I’ll be pretty happy when FCAT week is over. My oldest is in an advanced math class, and for some time now the class stopped teaching its normal curriculum in order to reteach the FCAT math they learned a year or two ago. So they are preparing for the FCAT, even if it means neglecting their advanced studies. I shouldn’t be so selfish about my child’s education, right? Why should my child’s potential stand in the way of Florida’s race to have the most mediocre school system in the nation? (insert dripping sarcasm and parental outrage here!)

Florida’s emphasis on testing is insane. We have become a school system whose entire purpose seems to be to prepare kids for minimal competence tests that rate their schools. Education Week ranks Florida as having more tests and measurements than nearly any state in the union. Of course, you can weigh a malnourished dog every day – that doesn’t improve its health.

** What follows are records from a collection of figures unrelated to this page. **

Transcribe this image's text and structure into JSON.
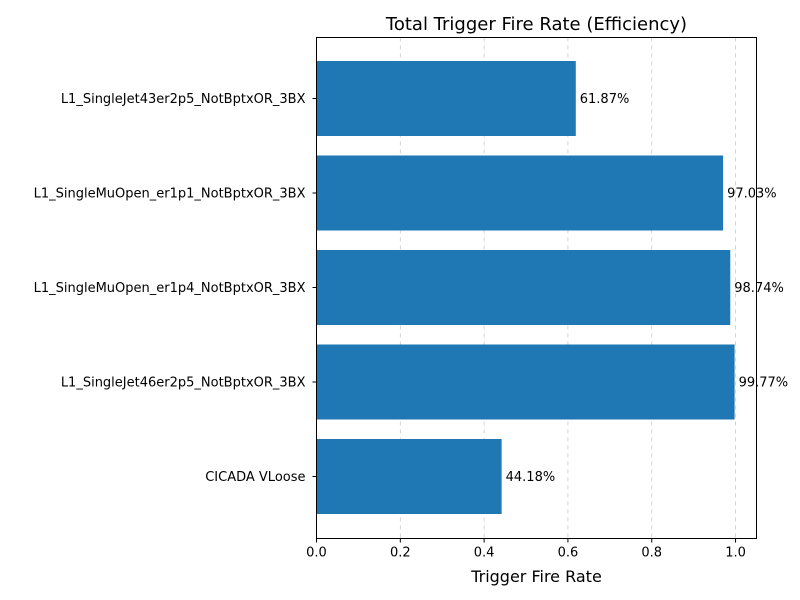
{
  "chart_data": {
    "type": "bar",
    "orientation": "horizontal",
    "title": "Total Trigger Fire Rate (Efficiency)",
    "xlabel": "Trigger Fire Rate",
    "ylabel": "",
    "xlim": [
      0,
      1.05
    ],
    "x_ticks": [
      "0.0",
      "0.2",
      "0.4",
      "0.6",
      "0.8",
      "1.0"
    ],
    "x_tick_values": [
      0,
      0.2,
      0.4,
      0.6,
      0.8,
      1.0
    ],
    "grid": "x-axis dashed",
    "bar_color": "#1f77b4",
    "categories": [
      "L1_SingleJet43er2p5_NotBptxOR_3BX",
      "L1_SingleMuOpen_er1p1_NotBptxOR_3BX",
      "L1_SingleMuOpen_er1p4_NotBptxOR_3BX",
      "L1_SingleJet46er2p5_NotBptxOR_3BX",
      "CICADA VLoose"
    ],
    "values": [
      0.6187,
      0.9703,
      0.9874,
      0.9977,
      0.4418
    ],
    "value_labels": [
      "61.87%",
      "97.03%",
      "98.74%",
      "99.77%",
      "44.18%"
    ]
  }
}
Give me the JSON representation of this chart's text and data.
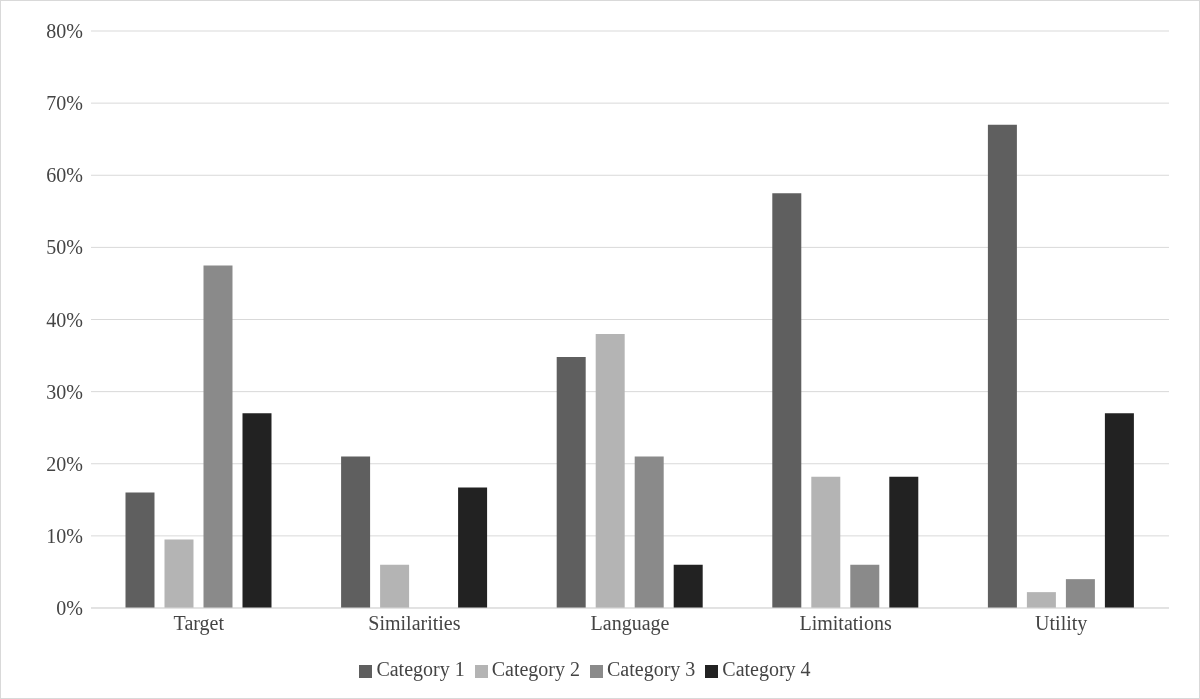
{
  "chart_data": {
    "type": "bar",
    "categories": [
      "Target",
      "Similarities",
      "Language",
      "Limitations",
      "Utility"
    ],
    "series": [
      {
        "name": "Category 1",
        "color": "#5f5f5f",
        "values": [
          16,
          21,
          34.8,
          57.5,
          67
        ]
      },
      {
        "name": "Category 2",
        "color": "#b4b4b4",
        "values": [
          9.5,
          6,
          38,
          18.2,
          2.2
        ]
      },
      {
        "name": "Category 3",
        "color": "#8a8a8a",
        "values": [
          47.5,
          0,
          21,
          6,
          4
        ]
      },
      {
        "name": "Category 4",
        "color": "#222222",
        "values": [
          27,
          16.7,
          6,
          18.2,
          27
        ]
      }
    ],
    "ylim": [
      0,
      80
    ],
    "yticks": [
      {
        "value": 0,
        "label": "0%"
      },
      {
        "value": 10,
        "label": "10%"
      },
      {
        "value": 20,
        "label": "20%"
      },
      {
        "value": 30,
        "label": "30%"
      },
      {
        "value": 40,
        "label": "40%"
      },
      {
        "value": 50,
        "label": "50%"
      },
      {
        "value": 60,
        "label": "60%"
      },
      {
        "value": 70,
        "label": "70%"
      },
      {
        "value": 80,
        "label": "80%"
      }
    ],
    "grid": "y",
    "legend": "bottom"
  }
}
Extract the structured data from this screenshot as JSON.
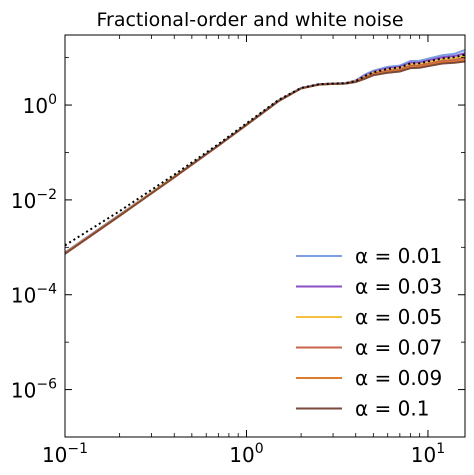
{
  "chart_data": {
    "type": "line",
    "title": "Fractional-order and white noise",
    "xscale": "log",
    "yscale": "log",
    "xlim": [
      0.1,
      16
    ],
    "ylim": [
      1e-07,
      30
    ],
    "grid": false,
    "legend_position": "lower-right",
    "xticks": [
      {
        "value": 0.1,
        "base": "10",
        "exp": "−1"
      },
      {
        "value": 1,
        "base": "10",
        "exp": "0"
      },
      {
        "value": 10,
        "base": "10",
        "exp": "1"
      }
    ],
    "yticks": [
      {
        "value": 1e-06,
        "base": "10",
        "exp": "−6"
      },
      {
        "value": 0.0001,
        "base": "10",
        "exp": "−4"
      },
      {
        "value": 0.01,
        "base": "10",
        "exp": "−2"
      },
      {
        "value": 1,
        "base": "10",
        "exp": "0"
      }
    ],
    "series": [
      {
        "name": "α = 0.01",
        "color": "#7b9ee6",
        "style": "solid",
        "x": [
          0.1,
          0.2,
          0.4,
          0.7,
          1.0,
          1.5,
          2.0,
          2.5,
          3.0,
          3.5,
          4.0,
          4.5,
          5.0,
          6.0,
          7.0,
          8.0,
          9.0,
          10.0,
          12.0,
          14.0,
          16.0
        ],
        "y": [
          0.00078,
          0.0049,
          0.031,
          0.14,
          0.39,
          1.25,
          2.3,
          2.75,
          2.85,
          2.9,
          3.3,
          4.4,
          5.3,
          6.4,
          6.8,
          8.5,
          8.6,
          9.5,
          11.2,
          12.0,
          14.5
        ]
      },
      {
        "name": "α = 0.03",
        "color": "#8a4fc4",
        "style": "solid",
        "x": [
          0.1,
          0.2,
          0.4,
          0.7,
          1.0,
          1.5,
          2.0,
          2.5,
          3.0,
          3.5,
          4.0,
          4.5,
          5.0,
          6.0,
          7.0,
          8.0,
          9.0,
          10.0,
          12.0,
          14.0,
          16.0
        ],
        "y": [
          0.00077,
          0.0048,
          0.031,
          0.14,
          0.39,
          1.24,
          2.28,
          2.73,
          2.83,
          2.88,
          3.25,
          4.2,
          5.0,
          6.0,
          6.4,
          7.8,
          7.9,
          8.7,
          10.2,
          10.8,
          12.5
        ]
      },
      {
        "name": "α = 0.05",
        "color": "#f5c142",
        "style": "solid",
        "x": [
          0.1,
          0.2,
          0.4,
          0.7,
          1.0,
          1.5,
          2.0,
          2.5,
          3.0,
          3.5,
          4.0,
          4.5,
          5.0,
          6.0,
          7.0,
          8.0,
          9.0,
          10.0,
          12.0,
          14.0,
          16.0
        ],
        "y": [
          0.00076,
          0.0048,
          0.031,
          0.14,
          0.39,
          1.23,
          2.27,
          2.72,
          2.82,
          2.86,
          3.2,
          4.0,
          4.8,
          5.6,
          6.0,
          7.2,
          7.3,
          8.0,
          9.2,
          9.8,
          11.0
        ]
      },
      {
        "name": "α = 0.07",
        "color": "#c8644a",
        "style": "solid",
        "x": [
          0.1,
          0.2,
          0.4,
          0.7,
          1.0,
          1.5,
          2.0,
          2.5,
          3.0,
          3.5,
          4.0,
          4.5,
          5.0,
          6.0,
          7.0,
          8.0,
          9.0,
          10.0,
          12.0,
          14.0,
          16.0
        ],
        "y": [
          0.00075,
          0.0047,
          0.03,
          0.14,
          0.38,
          1.22,
          2.26,
          2.71,
          2.81,
          2.85,
          3.15,
          3.85,
          4.6,
          5.3,
          5.6,
          6.7,
          6.8,
          7.4,
          8.5,
          8.9,
          9.8
        ]
      },
      {
        "name": "α = 0.09",
        "color": "#e07b2e",
        "style": "solid",
        "x": [
          0.1,
          0.2,
          0.4,
          0.7,
          1.0,
          1.5,
          2.0,
          2.5,
          3.0,
          3.5,
          4.0,
          4.5,
          5.0,
          6.0,
          7.0,
          8.0,
          9.0,
          10.0,
          12.0,
          14.0,
          16.0
        ],
        "y": [
          0.00074,
          0.0047,
          0.03,
          0.14,
          0.38,
          1.21,
          2.25,
          2.7,
          2.8,
          2.84,
          3.1,
          3.7,
          4.4,
          5.0,
          5.3,
          6.3,
          6.4,
          6.9,
          7.9,
          8.2,
          8.8
        ]
      },
      {
        "name": "α = 0.1",
        "color": "#7a4a3a",
        "style": "solid",
        "x": [
          0.1,
          0.2,
          0.4,
          0.7,
          1.0,
          1.5,
          2.0,
          2.5,
          3.0,
          3.5,
          4.0,
          4.5,
          5.0,
          6.0,
          7.0,
          8.0,
          9.0,
          10.0,
          12.0,
          14.0,
          16.0
        ],
        "y": [
          0.00073,
          0.0046,
          0.03,
          0.14,
          0.38,
          1.2,
          2.24,
          2.69,
          2.79,
          2.83,
          3.05,
          3.6,
          4.25,
          4.8,
          5.1,
          6.0,
          6.1,
          6.6,
          7.5,
          7.8,
          8.3
        ]
      },
      {
        "color": "#000000",
        "style": "dotted",
        "x": [
          0.1,
          0.2,
          0.4,
          0.7,
          1.0,
          1.5,
          2.0,
          2.5,
          3.0,
          3.5,
          4.0,
          4.5,
          5.0,
          6.0,
          7.0,
          8.0,
          9.0,
          10.0,
          12.0,
          14.0,
          16.0
        ],
        "y": [
          0.0011,
          0.0058,
          0.034,
          0.15,
          0.41,
          1.28,
          2.3,
          2.74,
          2.84,
          2.88,
          3.2,
          4.1,
          4.9,
          5.8,
          6.2,
          7.5,
          7.6,
          8.3,
          9.6,
          10.2,
          11.5
        ]
      }
    ]
  }
}
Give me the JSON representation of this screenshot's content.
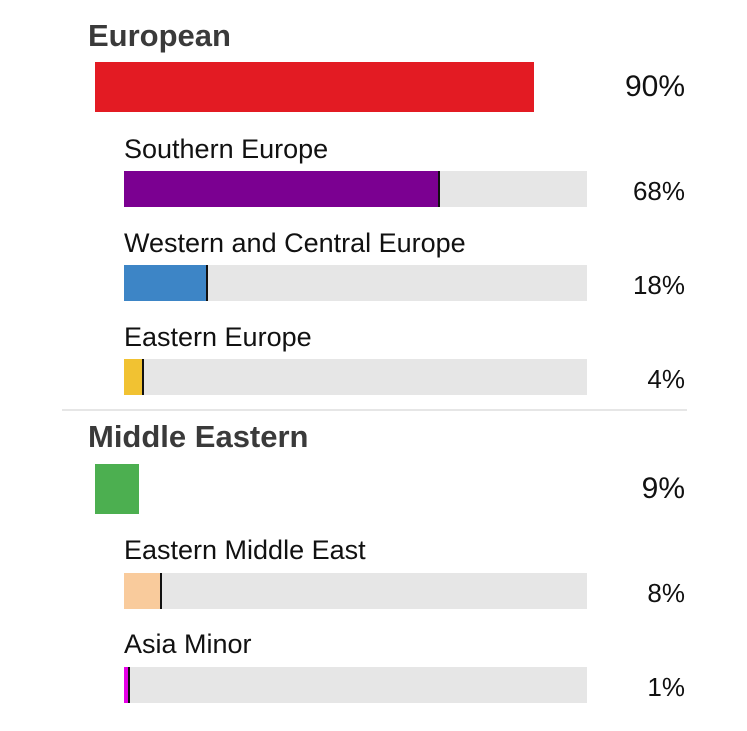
{
  "chart_data": {
    "type": "bar",
    "groups": [
      {
        "name": "European",
        "value": 90,
        "value_label": "90%",
        "color": "#e31b23",
        "subgroups": [
          {
            "name": "Southern Europe",
            "value": 68,
            "value_label": "68%",
            "color": "#7b0091"
          },
          {
            "name": "Western and Central Europe",
            "value": 18,
            "value_label": "18%",
            "color": "#3d85c6"
          },
          {
            "name": "Eastern Europe",
            "value": 4,
            "value_label": "4%",
            "color": "#f1c232"
          }
        ]
      },
      {
        "name": "Middle Eastern",
        "value": 9,
        "value_label": "9%",
        "color": "#4caf50",
        "subgroups": [
          {
            "name": "Eastern Middle East",
            "value": 8,
            "value_label": "8%",
            "color": "#f9cb9c"
          },
          {
            "name": "Asia Minor",
            "value": 1,
            "value_label": "1%",
            "color": "#e600e6"
          }
        ]
      }
    ],
    "scale_max": 100
  }
}
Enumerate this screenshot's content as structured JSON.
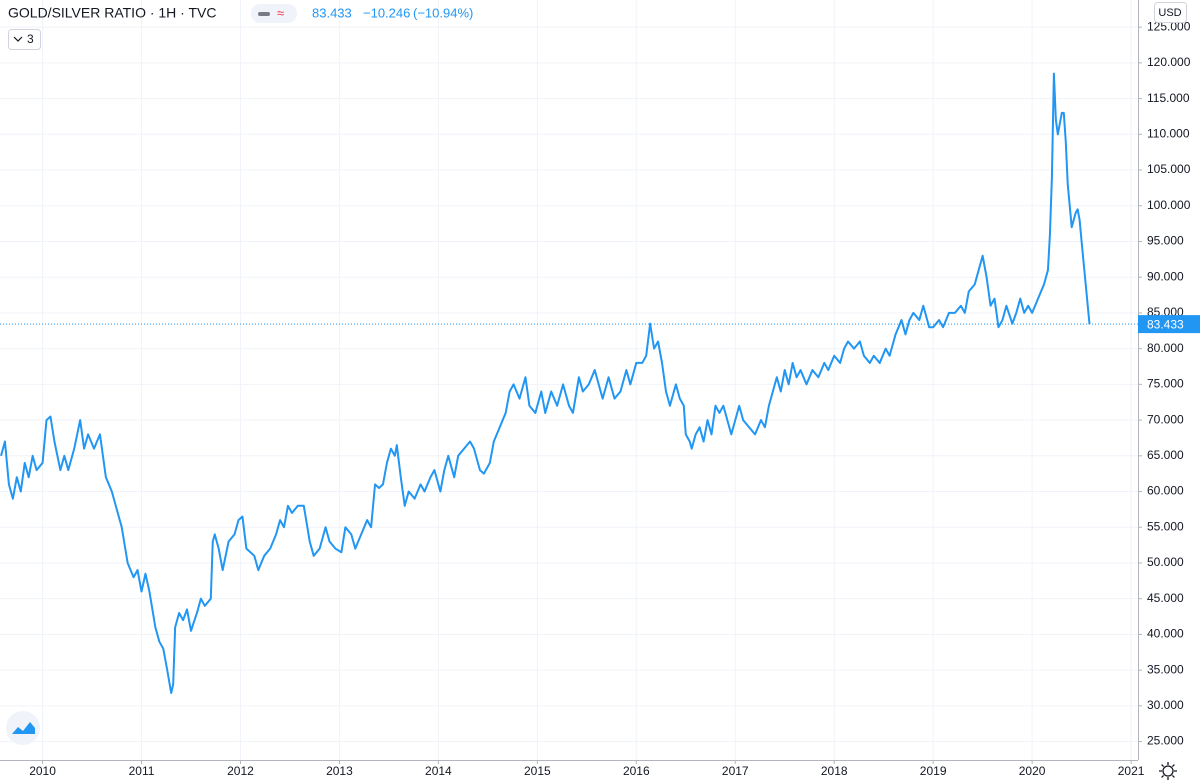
{
  "chart_data": {
    "type": "line",
    "title": "GOLD/SILVER RATIO · 1H · TVC",
    "last_price": 83.433,
    "change": "−10.246",
    "change_percent": "(−10.94%)",
    "indicator_count": "3",
    "currency": "USD",
    "color": "#2196f3",
    "grid": true,
    "xlim": [
      2009.57,
      2021.07
    ],
    "ylim": [
      22.7,
      128.8
    ],
    "xticks": [
      2010,
      2011,
      2012,
      2013,
      2014,
      2015,
      2016,
      2017,
      2018,
      2019,
      2020,
      2021
    ],
    "yticks": [
      {
        "value": 25,
        "label": "25.000"
      },
      {
        "value": 30,
        "label": "30.000"
      },
      {
        "value": 35,
        "label": "35.000"
      },
      {
        "value": 40,
        "label": "40.000"
      },
      {
        "value": 45,
        "label": "45.000"
      },
      {
        "value": 50,
        "label": "50.000"
      },
      {
        "value": 55,
        "label": "55.000"
      },
      {
        "value": 60,
        "label": "60.000"
      },
      {
        "value": 65,
        "label": "65.000"
      },
      {
        "value": 70,
        "label": "70.000"
      },
      {
        "value": 75,
        "label": "75.000"
      },
      {
        "value": 80,
        "label": "80.000"
      },
      {
        "value": 85,
        "label": "85.000"
      },
      {
        "value": 90,
        "label": "90.000"
      },
      {
        "value": 95,
        "label": "95.000"
      },
      {
        "value": 100,
        "label": "100.000"
      },
      {
        "value": 105,
        "label": "105.000"
      },
      {
        "value": 110,
        "label": "110.000"
      },
      {
        "value": 115,
        "label": "115.000"
      },
      {
        "value": 120,
        "label": "120.000"
      },
      {
        "value": 125,
        "label": "125.000"
      }
    ],
    "x": [
      2009.58,
      2009.62,
      2009.66,
      2009.7,
      2009.74,
      2009.78,
      2009.82,
      2009.86,
      2009.9,
      2009.94,
      2010,
      2010.04,
      2010.08,
      2010.12,
      2010.18,
      2010.22,
      2010.26,
      2010.32,
      2010.38,
      2010.42,
      2010.46,
      2010.52,
      2010.58,
      2010.64,
      2010.7,
      2010.76,
      2010.8,
      2010.86,
      2010.92,
      2010.96,
      2011,
      2011.04,
      2011.08,
      2011.14,
      2011.18,
      2011.22,
      2011.26,
      2011.3,
      2011.32,
      2011.34,
      2011.38,
      2011.42,
      2011.46,
      2011.5,
      2011.56,
      2011.6,
      2011.64,
      2011.7,
      2011.72,
      2011.74,
      2011.78,
      2011.82,
      2011.88,
      2011.94,
      2011.98,
      2012.02,
      2012.06,
      2012.14,
      2012.18,
      2012.24,
      2012.3,
      2012.36,
      2012.4,
      2012.44,
      2012.48,
      2012.52,
      2012.58,
      2012.64,
      2012.7,
      2012.74,
      2012.8,
      2012.86,
      2012.9,
      2012.96,
      2013.02,
      2013.06,
      2013.12,
      2013.16,
      2013.22,
      2013.28,
      2013.32,
      2013.36,
      2013.4,
      2013.44,
      2013.48,
      2013.52,
      2013.56,
      2013.58,
      2013.62,
      2013.66,
      2013.7,
      2013.76,
      2013.82,
      2013.86,
      2013.92,
      2013.96,
      2014.02,
      2014.06,
      2014.1,
      2014.16,
      2014.2,
      2014.26,
      2014.32,
      2014.36,
      2014.42,
      2014.46,
      2014.52,
      2014.56,
      2014.62,
      2014.68,
      2014.72,
      2014.76,
      2014.82,
      2014.88,
      2014.92,
      2014.98,
      2015.04,
      2015.08,
      2015.14,
      2015.2,
      2015.26,
      2015.32,
      2015.36,
      2015.42,
      2015.46,
      2015.52,
      2015.58,
      2015.62,
      2015.66,
      2015.72,
      2015.78,
      2015.84,
      2015.9,
      2015.94,
      2016,
      2016.06,
      2016.1,
      2016.14,
      2016.18,
      2016.22,
      2016.26,
      2016.3,
      2016.34,
      2016.4,
      2016.44,
      2016.48,
      2016.5,
      2016.54,
      2016.56,
      2016.6,
      2016.64,
      2016.68,
      2016.72,
      2016.76,
      2016.8,
      2016.84,
      2016.88,
      2016.92,
      2016.96,
      2017,
      2017.04,
      2017.08,
      2017.14,
      2017.2,
      2017.26,
      2017.3,
      2017.34,
      2017.38,
      2017.42,
      2017.46,
      2017.5,
      2017.54,
      2017.58,
      2017.62,
      2017.66,
      2017.72,
      2017.78,
      2017.84,
      2017.9,
      2017.94,
      2018,
      2018.06,
      2018.1,
      2018.14,
      2018.2,
      2018.26,
      2018.3,
      2018.36,
      2018.4,
      2018.46,
      2018.52,
      2018.56,
      2018.62,
      2018.68,
      2018.72,
      2018.76,
      2018.8,
      2018.86,
      2018.9,
      2018.96,
      2019,
      2019.06,
      2019.1,
      2019.16,
      2019.22,
      2019.28,
      2019.32,
      2019.36,
      2019.42,
      2019.46,
      2019.5,
      2019.54,
      2019.58,
      2019.62,
      2019.66,
      2019.7,
      2019.74,
      2019.8,
      2019.84,
      2019.88,
      2019.92,
      2019.96,
      2020,
      2020.06,
      2020.12,
      2020.16,
      2020.18,
      2020.2,
      2020.22,
      2020.24,
      2020.26,
      2020.3,
      2020.32,
      2020.34,
      2020.36,
      2020.4,
      2020.44,
      2020.46,
      2020.48,
      2020.5,
      2020.58
    ],
    "values": [
      65,
      67,
      61,
      59,
      62,
      60,
      64,
      62,
      65,
      63,
      64,
      70,
      70.5,
      67,
      63,
      65,
      63,
      66,
      70,
      66,
      68,
      66,
      68,
      62,
      60,
      57,
      55,
      50,
      48,
      49,
      46,
      48.5,
      46,
      41,
      39,
      38,
      35,
      31.8,
      33,
      41,
      43,
      42,
      43.5,
      40.5,
      43,
      45,
      44,
      45,
      53,
      54,
      52,
      49,
      53,
      54,
      56,
      56.5,
      52,
      51,
      49,
      51,
      52,
      54,
      56,
      55,
      58,
      57,
      58,
      58,
      53,
      51,
      52,
      55,
      53,
      52,
      51.5,
      55,
      54,
      52,
      54,
      56,
      55,
      61,
      60.5,
      61,
      64,
      66,
      65,
      66.5,
      62,
      58,
      60,
      59,
      61,
      60,
      62,
      63,
      60,
      63,
      65,
      62,
      65,
      66,
      67,
      66,
      63,
      62.5,
      64,
      67,
      69,
      71,
      74,
      75,
      73,
      76,
      72,
      71,
      74,
      71,
      74,
      72,
      75,
      72,
      71,
      76,
      74,
      75,
      77,
      75,
      73,
      76,
      73,
      74,
      77,
      75,
      78,
      78,
      79,
      83.5,
      80,
      81,
      78,
      74,
      72,
      75,
      73,
      72,
      68,
      67,
      66,
      68,
      69,
      67,
      70,
      68,
      72,
      71,
      72,
      70,
      68,
      70,
      72,
      70,
      69,
      68,
      70,
      69,
      72,
      74,
      76,
      74,
      77,
      75,
      78,
      76,
      77,
      75,
      77,
      76,
      78,
      77,
      79,
      78,
      80,
      81,
      80,
      81,
      79,
      78,
      79,
      78,
      80,
      79,
      82,
      84,
      82,
      84,
      85,
      84,
      86,
      83,
      83,
      84,
      83,
      85,
      85,
      86,
      85,
      88,
      89,
      91,
      93,
      90,
      86,
      87,
      83,
      84,
      86,
      83.5,
      85,
      87,
      85,
      86,
      85,
      87,
      89,
      91,
      96,
      104,
      118.5,
      112,
      110,
      113,
      113,
      109,
      103,
      97,
      99,
      99.5,
      98,
      95,
      83.433
    ]
  }
}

Here, testing has become teaching. If you think the FCAT is overemphasized now wait until teacher salaries and job security are indexed to it.

Florida made a huge mistake when it adopted a grading instrument that only measures how well schools move kids to minimal competence in a few subjects. While parents love to hear their school is an “A” school – all that means is that their school is more successful in moving children to grade level in basic math and reading (and sometimes science). Is that really all you wanted for your kids? It also means that courses not covered by the FCAT — history, foreign languages, high level math and English, art, music – don’t matter and are, therefore, terribly neglected. That is especially so when the Governor and legislature insist on cutting already anemic school funding. Is it any wonder that Florida schools have become so uninteresting that we host one of the worst graduation rates in the nation?

Other states – like New York’s Regent’s exams – don’t overemphasize the exams but rather measure minimal and maximum performance in many subject areas. Public school students motivated in New York to perform exceptionally on their exams become “Regents Scholars” – and that accomplishment has great cache with colleges. Ever heard of an FCAT Scholar? I tried to convince the state to adopt Regent’s style tests years ago – but they have moved slowly and won’t let go of the FCAT.

In fairness to the architects of the FCAT, I realize it’s hard to measure whether a child has reached his or her potential. But Florida seems to have decided since we can’t measure maximum performance, let’s just measure minimal competence. Let’s make our floor also our ceiling, and declare success when we reach this low water mark. It’s almost as if the creators of Florida’s grading system cynically believe that public schools are for the masses who should be happy with mediocrity, and anything more should be found in private schools. I couldn’t disagree more and, in fact, Florida’s Constitution guarantees “high quality” public education.

Well, next week Sophie’s advanced math teacher will work feverishly to catch up or she will just have to leave things out. But at least Sophie will know she played an integral part in Florida’s mad dash to mediocrity. As for me, I’m so mad I could spit.